I have two dataframes. one (txt.df) has a column with a text I want to extract phrases from (text). The other (wrd.df) has a column with the phrases (phrase). both are big dataframes with complex texts and strings but lets say:
txt.df <- data.frame(id = c(1, 2, 3, 4, 5),
text = c("they love cats and dogs", "he is drinking juice",
"the child is having a nap on the bed", "they jump on the bed and break it",
"the cat is sleeping on the bed"))
wrd.df <- data.frame(label = c('a', 'b', 'c', 'd', 'e', 'd'),
phrase = c("love cats", "love dogs", "juice drinking", "nap on the bed", "break the bed",
"sleeping on the bed"))
what I finally need is a txt.df with another column which contains labels of the phrases detected.
what I tried was creating a column in wrd.df in which I tokenized the phrases like this
wrd.df$token <- sapply(wrd.df$phrase, function(x) unlist(strsplit(x, split = " ")))
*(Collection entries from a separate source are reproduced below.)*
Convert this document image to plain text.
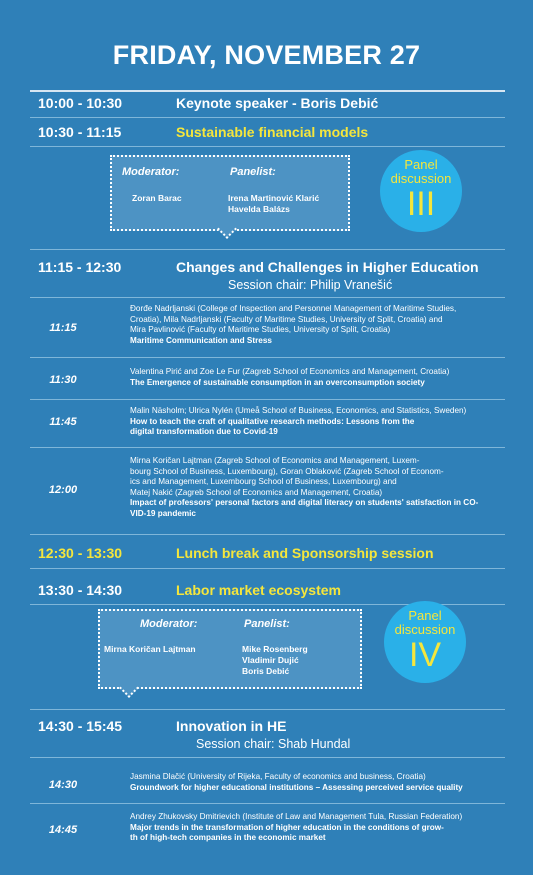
FRIDAY, NOVEMBER 27
10:00 - 10:30	Keynote speaker - Boris Debić
10:30 - 11:15	Sustainable financial models
Moderator:	Panelist:
Zoran Barac	Irena Martinović Klarić
Havelda Balázs
Panel discussion
III
11:15 - 12:30	Changes and Challenges in Higher Education
Session chair: Philip Vranešić
11:15
Đorđe Nadrljanski (College of Inspection and Personnel Management of Maritime Studies,
Croatia), Mila Nadrljanski (Faculty of Maritime Studies, University of Split, Croatia) and
Mira Pavlinović (Faculty of Maritime Studies, University of Split, Croatia)
Maritime Communication and Stress
11:30
Valentina Pirić and Zoe Le Fur (Zagreb School of Economics and Management, Croatia)
The Emergence of sustainable consumption in an overconsumption society
11:45
Malin Näsholm; Ulrica Nylén (Umeå School of Business, Economics, and Statistics, Sweden)
How to teach the craft of qualitative research methods: Lessons from the
digital transformation due to Covid-19
12:00
Mirna Koričan Lajtman (Zagreb School of Economics and Management, Luxem-
bourg School of Business, Luxembourg), Goran Oblaković (Zagreb School of Econom-
ics and Management, Luxembourg School of Business, Luxembourg) and
Matej Nakić (Zagreb School of Economics and Management, Croatia)
Impact of professors' personal factors and digital literacy on students' satisfaction in CO-
VID-19 pandemic
12:30 - 13:30	Lunch break and Sponsorship session
13:30 - 14:30	Labor market ecosystem
Moderator:	Panelist:
Mirna Koričan Lajtman	Mike Rosenberg
Vladimir Dujić
Boris Debić
Panel discussion
IV
14:30 - 15:45	Innovation in HE
Session chair: Shab Hundal
14:30
Jasmina Dlačić (University of Rijeka, Faculty of economics and business, Croatia)
Groundwork for higher educational institutions – Assessing perceived service quality
14:45
Andrey Zhukovsky Dmitrievich (Institute of Law and Management Tula, Russian Federation)
Major trends in the transformation of higher education in the conditions of grow-
th of high-tech companies in the economic market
and then tried to write a custom function to sapply over the tokens column with grepl/str_detect get the names (labels) of those which were all true
Extract.Fun <- function(text, df, label, token){
for (i in token) {
truefalse[i] <- sapply(token[i], function (x) grepl(x, text))
truenames[i] <- names(which(truefalse[i] == T))
removedup[i] <- unique(truenames[i])
return(removedup)
}
and then sapply this custom function on my txt.df$text to have a new column with the labels.
txt.df$extract <- sapply(txt.df$text, function (x) Extract.Fun(x, wrd.df, "label", "token"))
but I'm not good with custom functions and am really stuck. I would appreciate any help. P.S. It would be very good if i could also have partial matches like "drink juice" and "broke the bed"... but it's not a priority... fine with the original ones.